La Belgique ferme vendredi un premier réacteur dans le cadre de sa sortie du nucléaire mais la décision suscite doutes et polémiques en pleine flambée des prix de l’énergie sur fond de guerre en Ukraine.
L’opérateur Engie mettra à l’arrêt vers 21H00 (19H00 GMT) l’un des quatre réacteurs de la centrale nucléaire de Doel, situé dans le port d’Anvers (nord) sur l’Escaut. Il pouvait produire à lui seul jusqu’à 10% de l’électricité du pays.
La déconnexion du réacteur Doel 3, âgé de 40 ans, a été préparée de longue date. Elle s’inscrit dans le plan belge de sortie du nucléaire approuvé en 2003 qui prévoyait à l’origine l’arrêt à l’horizon 2025 des sept réacteurs qui assurent environ la moitié des besoins du pays.
A l’approche des échéances, le doute semble pourtant gagner le gouvernement fédéral qui se divise sur la question alors que la hausse des coûts de l’énergie met à rude épreuve ménages et entreprises.

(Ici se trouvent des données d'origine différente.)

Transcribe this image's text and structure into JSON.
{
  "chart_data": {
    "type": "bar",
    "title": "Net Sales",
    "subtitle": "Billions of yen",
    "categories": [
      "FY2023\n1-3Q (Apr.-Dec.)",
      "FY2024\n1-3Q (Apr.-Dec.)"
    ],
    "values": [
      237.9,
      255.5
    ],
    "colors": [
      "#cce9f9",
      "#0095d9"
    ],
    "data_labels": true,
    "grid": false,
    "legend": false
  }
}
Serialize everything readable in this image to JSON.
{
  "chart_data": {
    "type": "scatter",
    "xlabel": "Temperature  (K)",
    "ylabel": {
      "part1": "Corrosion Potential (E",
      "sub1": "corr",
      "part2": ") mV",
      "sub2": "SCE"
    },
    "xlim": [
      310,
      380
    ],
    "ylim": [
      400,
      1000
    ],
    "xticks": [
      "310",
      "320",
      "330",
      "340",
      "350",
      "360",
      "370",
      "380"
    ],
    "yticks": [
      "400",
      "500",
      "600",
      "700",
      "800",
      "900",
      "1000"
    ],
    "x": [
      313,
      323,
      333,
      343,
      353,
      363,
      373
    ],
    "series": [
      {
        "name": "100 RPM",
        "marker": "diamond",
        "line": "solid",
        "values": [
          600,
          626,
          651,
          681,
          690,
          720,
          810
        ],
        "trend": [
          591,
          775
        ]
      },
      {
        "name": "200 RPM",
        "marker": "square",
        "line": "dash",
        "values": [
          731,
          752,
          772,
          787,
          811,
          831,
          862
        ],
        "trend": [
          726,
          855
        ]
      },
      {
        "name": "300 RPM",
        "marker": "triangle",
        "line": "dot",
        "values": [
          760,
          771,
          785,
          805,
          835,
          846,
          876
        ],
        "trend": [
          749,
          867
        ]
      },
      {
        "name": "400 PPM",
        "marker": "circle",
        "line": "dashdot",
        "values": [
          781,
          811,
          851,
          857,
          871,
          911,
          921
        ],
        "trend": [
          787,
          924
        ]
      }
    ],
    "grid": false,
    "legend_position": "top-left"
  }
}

En mars, il s’était déjà difficilement mis d’accord pour prolonger jusqu’en 2036 deux des sept réacteurs nucléaires. Pour l’avenir, la Belgique ne ferme pas la porte au nucléaire de nouvelle génération.
La demande d’une ministre belge critiquée
Mais la ministre de l’Intérieur Annelies Verlinden (chrétienne-démocrate flamande) a mis le feu aux poudres la semaine dernière en demandant à l’autorité de sûreté nucléaire belge (AFCN) s’il serait possible de reporter l’opération de démantèlement de Doel 3 au cas où une relance du réacteur était envisagée ultérieurement…
La vice-Première ministre écologiste Petra De Sutter s’est dite « choquée » par cette remise en cause du calendrier « à quelques jours de la mise à l’arrêt des opérations ».
Et Engie a répliqué par un tir de barrage. « Le réacteur va être mis à l’arrêt définitivement et n’a donc pas vocation à redémarrer », a expliqué à l’AFP une porte-parole de l’exploitant qui a souligné n’avoir reçu aucune demande du gouvernement en ce sens.
De son côté, l’AFCN n’a officiellement fermé aucune porte mais a répondu à Mme Verlinden qu’une décision « très tardive » de prolongation du réacteur n’était « pas un signe de bonne gouvernance » et qu’elle ne pouvait « pas garantir qu’un scénario tardif et non préparé ne comporte pas de risque pour la sécurité nucléaire ».
Des pro-nucléaires devaient manifester à Doel dans la matinée pour réclamer le maintien du réacteur « dans un état opérationnel ».
En théorie, une relance du réacteur ne serait pas impossible. Après l’arrêt vendredi soir, les travaux préparatoires dureront environ cinq ans avant le démantèlement du réacteur.
« Aucune opération techniquement irréversible »
« Aucune opération techniquement irréversible ne se produit pendant cette première phase », a reconnu le directeur de la centrale Peter Moens.
Mais il a estimé qu’un report ou une inversion du processus ne serait « ni sage, ni conseillé » pour des raisons techniques et opérationnelles, citant notamment le manque de combustible et de personnel.
Le débat belge fait écho à celui de l’Allemagne où des responsables politiques conservateurs et libéraux réclament de prolonger les trois derniers réacteurs nucléaires du pays au-delà de fin 2022, date de leur arrêt programmé.
Pour l’instant, Berlin a simplement accepté de maintenir en veille deux réacteurs jusqu’au printemps 2023 pour faire face à d’éventuelles urgences.
En Belgique, le gestionnaire du réseau de transport d’électricité Elia a indiqué ne pas s’attendre à des risques en matière d’approvisionnement liés à cet « arrêt qui était prévu ».
« On a suffisamment de capacité de production disponible pour répondre à la demande », a expliqué à l’AFP un porte-parole.
Les libéraux francophones du Mouvement réformateur (MR) craignent pourtant des pénuries.
« Avec des risques de black-out en France cet hiver, avec l’Allemagne qui quitte le nucléaire mais qui est asséchée en gaz, on sait que l’on va avoir de grosses difficultés », a averti l’ancienne ministre (MR) de l’Energie Marie-Christine Marghem.
Elle a réclamé l’abrogation de la loi de sortie du nucléaire qu’elle juge « has been ».